就連宗新遠也沒有想到事情會發展到現在這個地步。他先是一愣,隨後眼睛微微下瞥,勢在必得地對著陶樂樂說道:“現在,你應該知道選誰了吧。”
一個陣法師和宗新遠,當然是選擇宗新遠啊!
眾人痛心疾首。
可偏偏小孩子不懂事,揚頭看了一眼宗新遠,隨後搖了搖頭說道:“你還不夠。”陶樂樂的語氣頗為真誠,但此時此刻,這種真誠無疑是一個打臉!
誰敢說在煉器上,宗新遠教人不夠資格?這句話一說出來,各大域的煉器天才就不同意。但偏偏麵前的兩個人,一臉鎮定,覺得這根本不是事!
方鶴拉著陶樂樂的手,目光掠過神情各異的眾人,隨後微微垂眸笑著說道:“但我在煉器一事上略有所得,你如果想學,我也可以教你。”
好大的口氣!
教誰?
教宗新遠,修真界有名的煉器師?
宗新遠就算脾氣再好,也被氣笑了。
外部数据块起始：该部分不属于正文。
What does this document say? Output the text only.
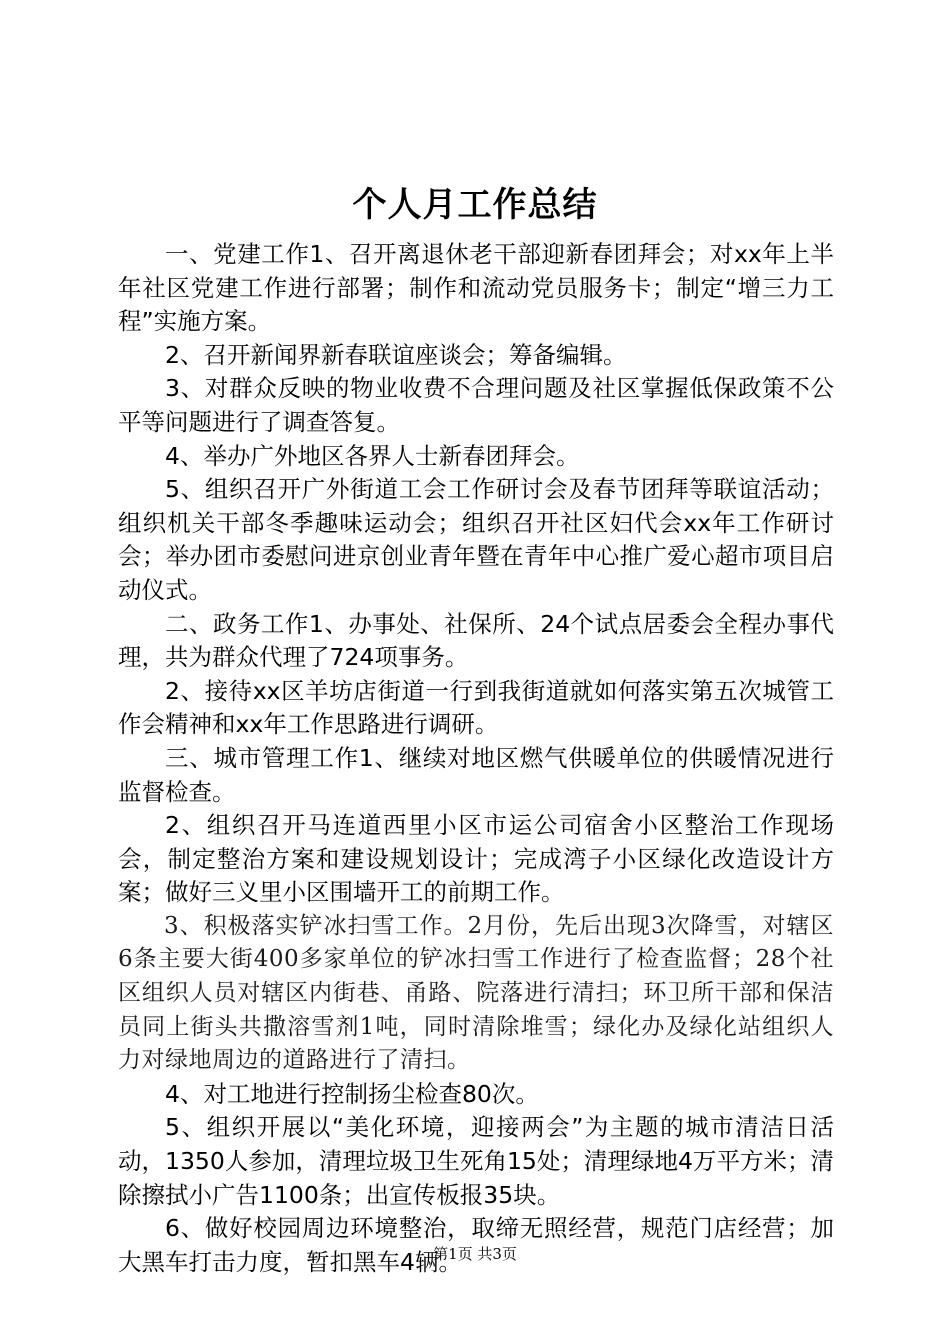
个人月工作总结

一、党建工作1、召开离退休老干部迎新春团拜会；对xx年上半年社区党建工作进行部署；制作和流动党员服务卡；制定“增三力工程”实施方案。

2、召开新闻界新春联谊座谈会；筹备编辑。

3、对群众反映的物业收费不合理问题及社区掌握低保政策不公平等问题进行了调查答复。

4、举办广外地区各界人士新春团拜会。

5、组织召开广外街道工会工作研讨会及春节团拜等联谊活动；组织机关干部冬季趣味运动会；组织召开社区妇代会xx年工作研讨会；举办团市委慰问进京创业青年暨在青年中心推广爱心超市项目启动仪式。

二、政务工作1、办事处、社保所、24个试点居委会全程办事代理，共为群众代理了724项事务。

2、接待xx区羊坊店街道一行到我街道就如何落实第五次城管工作会精神和xx年工作思路进行调研。

三、城市管理工作1、继续对地区燃气供暖单位的供暖情况进行监督检查。

2、组织召开马连道西里小区市运公司宿舍小区整治工作现场会，制定整治方案和建设规划设计；完成湾子小区绿化改造设计方案；做好三义里小区围墙开工的前期工作。

3、积极落实铲冰扫雪工作。2月份，先后出现3次降雪，对辖区6条主要大街400多家单位的铲冰扫雪工作进行了检查监督；28个社区组织人员对辖区内街巷、甬路、院落进行清扫；环卫所干部和保洁员同上街头共撒溶雪剂1吨，同时清除堆雪；绿化办及绿化站组织人力对绿地周边的道路进行了清扫。

4、对工地进行控制扬尘检查80次。

5、组织开展以“美化环境，迎接两会”为主题的城市清洁日活动，1350人参加，清理垃圾卫生死角15处；清理绿地4万平方米；清除擦拭小广告1100条；出宣传板报35块。

6、做好校园周边环境整治，取缔无照经营，规范门店经营；加大黑车打击力度，暂扣黑车4辆。

第1页 共3页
他的嘴角勾起一抹弧度,冷哼道:“就憑你?”
“你能教我什麽?”他的境界已經達到隻要出手三次,其中就有一次造就稀世器具。這個概率,在煉器師裏,已經算得上是極高的!而這一些,憑借的是他日以繼夜的經驗積攢和不斷追求更高境界的毅力!
可現在有一個年紀輕輕的陣法師,說他可以在煉器一事上教他。這是誰給他的勇氣讓他開這個口的!
方鶴仿佛看不到對方眼中的蔑視和嘲諷。他微微垂眸,輕聲問道:
“你知道為什麽劍和刀的刃必須要薄嗎?”
“你知道為什麽磨劍和刀時要不斷澆水嗎?”
“你知道為什麽水蒸氣比熱水更容易讓人燙傷嗎?”
一連串的問題從方鶴的口中輕描淡寫地問出,卻偏偏砸得宗新遠不知所措。劍和刀的刃為什麽要薄,這是前人總結的經驗和結果,隻有刃薄,傷人便越重。磨劍和刀時為什麽要澆水,這布也是前人在失敗後不斷總結出來的經驗嗎?難道他還有什麽道理可尋?至於水蒸氣,它原來比熱水更容易讓人燙傷嗎?
不止是宗新遠,就連一邊聽著的人們也一頭霧水。這個仿若常見的道理,此刻被人問出來,他們才開始思考起來——“為什麽?”隻不過眾人都不知道的東西,眼前這個年紀才二十出頭的小夥子難道知道?
似乎知道眾人在想些什麽,方鶴嘴角的笑意更深了,在眾人的注視下,他的口中輕輕緩緩地吐出了三個字——
“我知道。”
“而我,會將我所知道的一切,全部傳授給我的學生。”
他清淺地笑著,拉著陶樂樂,從人群中穿梭而過。眾人自發地讓出一條路來,目送著他一步一步地走回房間。就當方鶴抬腳快要進去時,方鶴才輕輕轉頭,看向宗新遠道:
“我是陣法師,所以你說的鍛造比試我不參與。”
“但這並不是意味著我輸了。三天後,我的學生將會代替我參賽。”
“屆時,可以看看,除卻靈力略高一籌外,你究竟還有什麽地方可以戰勝我的學生。”
方鶴說這話的時候,語氣輕飄飄的,仿若是一件不在意的小事。但眾人知道,對方口中的比試是一件大事!
天賜天賦的煉器師,在沒成長起來之前,該是什麽等級就是什麽等級。對方今天才入道,也就是說,最高也不過煉氣非凡!相較於經驗豐富的宗新遠來說,前者簡直不堪一擊。
但方鶴沒在怕的!
畢竟,他的身後可是有一個地球文明做著支撐!在地球上,大自然的奇妙依舊在被人探索,但這也無法阻礙,前人的智慧在異世界閃閃發光!
既然已經來了,那麽不如讓他來顛覆整個煉器界的世界觀!
讓他們知道,有一門學科,叫做物理。
最好,讓他們都來補習班補習這一門,嘻嘻。